Deep Learning推論用デバイスその2 NVIDIA Jetson Nano
はじめに
この記事はDeepLearning推論用デバイスまとめ記事の第二弾です。第二弾ではNVIDIAが提供しているJetson Nanoについて紹介します。他のデバイスに関しては下記にまとめられています。
NVIDIA Jetson Nano
(引用:https://developer.nvidia.com/sites/default/files/akamai/embedded/images/jetsonNano/Jetson-Nano_3QTR-Front_Left_trimmed.jpg)
JetsonシリーズはNVIDIAが提供しているGPUデバイスの一つで、DeepLearningモデルの学習ではなく推論に特化したハードウェアです。Jetsonは以前紹介したIntel Nural Compute Stick2とは異なり推論プロセッサのみをUSBで接続するのではなく、開発ボード全体をデバイスとして提供しています。以下がスペック表です。
要素 | Spec |
---|---|
GPU | 128-core Maxwell |
CPU | Quad-core ARM A57 @ 1.43 GHz |
Memory | 4 GB 64-bit LPDDR4 25.6 GB/s |
Storage | microSD (not included) |
Video Encode | 4K @ 30 | 4x 1080p @ 30 | 9x 720p @ 30 (H.264/H.265) |
Video Decode | 4K @ 60 | 2x 4K @ 30 | 8x 1080p @ 30 | 18x 720p @ 30 (H.264/H.265) |
Camera | 1x MIPI CSI-2 DPHY lanes |
Connectivity | Gigabit Ethernet, M.2 Key E |
Display | HDMI 2.0 and eDP 1.4 |
USB | 4x USB 3.0, USB 2.0 Micro-B |
Others | GPIO, I2C, I2S, SPI, UART |
Mechanical | 100 mm x 80 mm x 29 mm |
(引用:https://developer.nvidia.com/embedded/jetson-nano-developer-kit)
気になる点について紹介していきます。
128-core Maxwell
MaxwellとはNVIDIA GPUのマイクロアーキテクチャのコードネームです。Tesla, Fermi, Kepler, Maxwell, Pascal, Voltaと世代ごとに名付けられていて、Jetson NanoではMaxwellマイクロアーキテクチャ仕様のCUDAコアが128個搭載されています。同じJetsonシリーズで以前から発売されているJetson TX系統は256-core Pascalが搭載されているのでその部分で見ると、Jetson Nanoは性能を落としています。価格と必要なスペックによってTXとNanoを選択する形になります。
Memory
Jetson NanoにはGPUだけでなく、CPUも搭載されております。また、Memoryに関しては4GB積まれておりこのRAMをCPU・GPUともに共有して利用します。
その他周辺環境について紹介していきます。
NVIDIA Jetpack
JetpackとはJetsonシリーズのデバイス向けのSDKです。

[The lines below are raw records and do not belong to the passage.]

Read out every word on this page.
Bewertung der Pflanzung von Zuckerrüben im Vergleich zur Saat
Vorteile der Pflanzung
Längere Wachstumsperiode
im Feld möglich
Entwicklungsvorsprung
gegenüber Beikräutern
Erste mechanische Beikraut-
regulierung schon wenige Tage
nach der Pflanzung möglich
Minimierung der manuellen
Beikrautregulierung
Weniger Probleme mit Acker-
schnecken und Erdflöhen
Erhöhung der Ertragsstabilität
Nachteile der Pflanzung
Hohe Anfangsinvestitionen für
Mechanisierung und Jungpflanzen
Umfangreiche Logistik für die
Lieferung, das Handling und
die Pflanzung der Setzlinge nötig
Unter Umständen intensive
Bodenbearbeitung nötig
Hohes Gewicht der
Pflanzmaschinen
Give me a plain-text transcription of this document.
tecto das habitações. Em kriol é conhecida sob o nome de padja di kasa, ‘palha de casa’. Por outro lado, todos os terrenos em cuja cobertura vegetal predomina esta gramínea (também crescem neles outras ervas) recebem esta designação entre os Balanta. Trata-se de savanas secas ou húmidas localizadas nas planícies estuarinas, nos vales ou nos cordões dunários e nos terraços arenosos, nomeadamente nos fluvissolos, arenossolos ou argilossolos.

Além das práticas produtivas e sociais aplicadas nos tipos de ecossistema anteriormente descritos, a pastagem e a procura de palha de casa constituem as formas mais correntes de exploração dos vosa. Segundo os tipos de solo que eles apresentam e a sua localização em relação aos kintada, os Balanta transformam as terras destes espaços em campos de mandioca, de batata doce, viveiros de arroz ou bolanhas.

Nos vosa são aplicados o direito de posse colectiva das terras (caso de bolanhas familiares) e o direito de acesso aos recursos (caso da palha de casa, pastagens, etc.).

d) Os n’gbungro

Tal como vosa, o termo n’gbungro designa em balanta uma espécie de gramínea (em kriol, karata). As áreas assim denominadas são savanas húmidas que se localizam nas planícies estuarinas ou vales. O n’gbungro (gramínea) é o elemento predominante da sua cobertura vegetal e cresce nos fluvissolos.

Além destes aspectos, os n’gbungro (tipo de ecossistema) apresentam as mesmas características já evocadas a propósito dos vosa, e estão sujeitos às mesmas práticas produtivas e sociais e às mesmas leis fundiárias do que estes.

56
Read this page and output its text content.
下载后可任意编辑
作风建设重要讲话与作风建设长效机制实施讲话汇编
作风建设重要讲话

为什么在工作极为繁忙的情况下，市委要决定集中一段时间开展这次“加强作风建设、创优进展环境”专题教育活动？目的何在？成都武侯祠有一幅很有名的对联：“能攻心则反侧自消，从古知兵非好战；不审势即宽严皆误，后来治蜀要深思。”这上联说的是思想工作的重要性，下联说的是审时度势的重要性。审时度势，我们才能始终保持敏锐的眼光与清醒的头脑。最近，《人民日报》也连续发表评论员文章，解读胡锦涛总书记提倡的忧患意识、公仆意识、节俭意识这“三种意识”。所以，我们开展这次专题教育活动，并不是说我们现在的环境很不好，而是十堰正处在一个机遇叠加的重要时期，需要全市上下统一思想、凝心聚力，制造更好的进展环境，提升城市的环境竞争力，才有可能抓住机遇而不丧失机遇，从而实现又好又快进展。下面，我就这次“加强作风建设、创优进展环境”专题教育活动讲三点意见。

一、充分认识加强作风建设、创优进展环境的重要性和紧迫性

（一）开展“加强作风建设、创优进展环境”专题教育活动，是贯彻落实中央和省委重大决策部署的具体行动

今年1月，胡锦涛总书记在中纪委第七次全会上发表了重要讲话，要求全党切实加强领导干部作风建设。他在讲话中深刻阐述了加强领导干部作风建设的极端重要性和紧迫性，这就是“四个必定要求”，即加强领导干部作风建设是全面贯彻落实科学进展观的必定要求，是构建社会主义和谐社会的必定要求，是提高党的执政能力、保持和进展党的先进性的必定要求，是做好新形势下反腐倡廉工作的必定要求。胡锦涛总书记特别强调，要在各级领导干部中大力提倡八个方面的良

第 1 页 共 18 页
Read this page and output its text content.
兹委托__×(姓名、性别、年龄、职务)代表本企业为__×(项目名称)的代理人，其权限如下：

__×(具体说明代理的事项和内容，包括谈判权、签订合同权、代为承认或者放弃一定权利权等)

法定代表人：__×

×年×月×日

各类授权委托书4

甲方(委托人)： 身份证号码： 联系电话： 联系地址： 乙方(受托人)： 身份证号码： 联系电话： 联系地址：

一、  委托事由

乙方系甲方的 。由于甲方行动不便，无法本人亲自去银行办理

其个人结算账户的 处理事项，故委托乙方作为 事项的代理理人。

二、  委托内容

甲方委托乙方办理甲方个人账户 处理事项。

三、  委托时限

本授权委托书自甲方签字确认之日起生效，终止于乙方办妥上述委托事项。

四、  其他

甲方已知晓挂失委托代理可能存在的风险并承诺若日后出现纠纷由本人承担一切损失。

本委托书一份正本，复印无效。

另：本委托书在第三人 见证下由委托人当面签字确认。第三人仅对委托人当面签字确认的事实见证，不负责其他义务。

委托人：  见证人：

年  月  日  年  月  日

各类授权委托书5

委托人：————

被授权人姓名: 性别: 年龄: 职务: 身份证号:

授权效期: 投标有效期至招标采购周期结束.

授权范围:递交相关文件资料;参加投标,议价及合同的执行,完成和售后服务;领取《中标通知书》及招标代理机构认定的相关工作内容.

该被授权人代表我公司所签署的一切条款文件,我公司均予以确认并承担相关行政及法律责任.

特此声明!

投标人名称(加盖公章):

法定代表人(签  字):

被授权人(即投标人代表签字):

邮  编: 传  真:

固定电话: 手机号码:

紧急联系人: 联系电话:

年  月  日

NVIDIA製のGPUをDeepLearningの学習などで利用するためにはCUDAやCUDNNなどといったライブラリが必要でした。それらのライブラリをJetsonシリーズ向けにまとめられているのがJetpackです。なおJetpackの中に推論をNVIDIA GPUに最適化するためのライブラリであるTensorRTが入っています
推論速度
JetsonNanoの推論速度の評価に関してはNVIDIA社の技術ブログで紹介されています。 こちらがJetsonNano上でTensorRTを利用したモデルに対してのFPSを計測したヒストグラムです。 (引用:https://devblogs.nvidia.com/wp-content/uploads/2019/03/imageLikeEmbed-1024x510.png) SSD-MobileNet-v2: 39FPS、Inception V4: 11FPS 達成しているそうです。また記事の後半にはGoogleが提供しているデバイスであるEdgeTPUとの性能評価が掲載されています。画像分類タスクにおけるMobile-Netv2や物体検出のSSD-Mobile-Netv2などを見るとEdgeTPUのほうがFPSが勝っています。ただ、多くのモデルについてはそもそもEdgeTPUで推論することができないものが多くDNR(did not run)と評価されています。この結果を見ると推論速度のみの観点ではEdgeTPUに載せられるモデルはEdgeTPU、載せられない場合はJetson Nanoという順番になりそうです。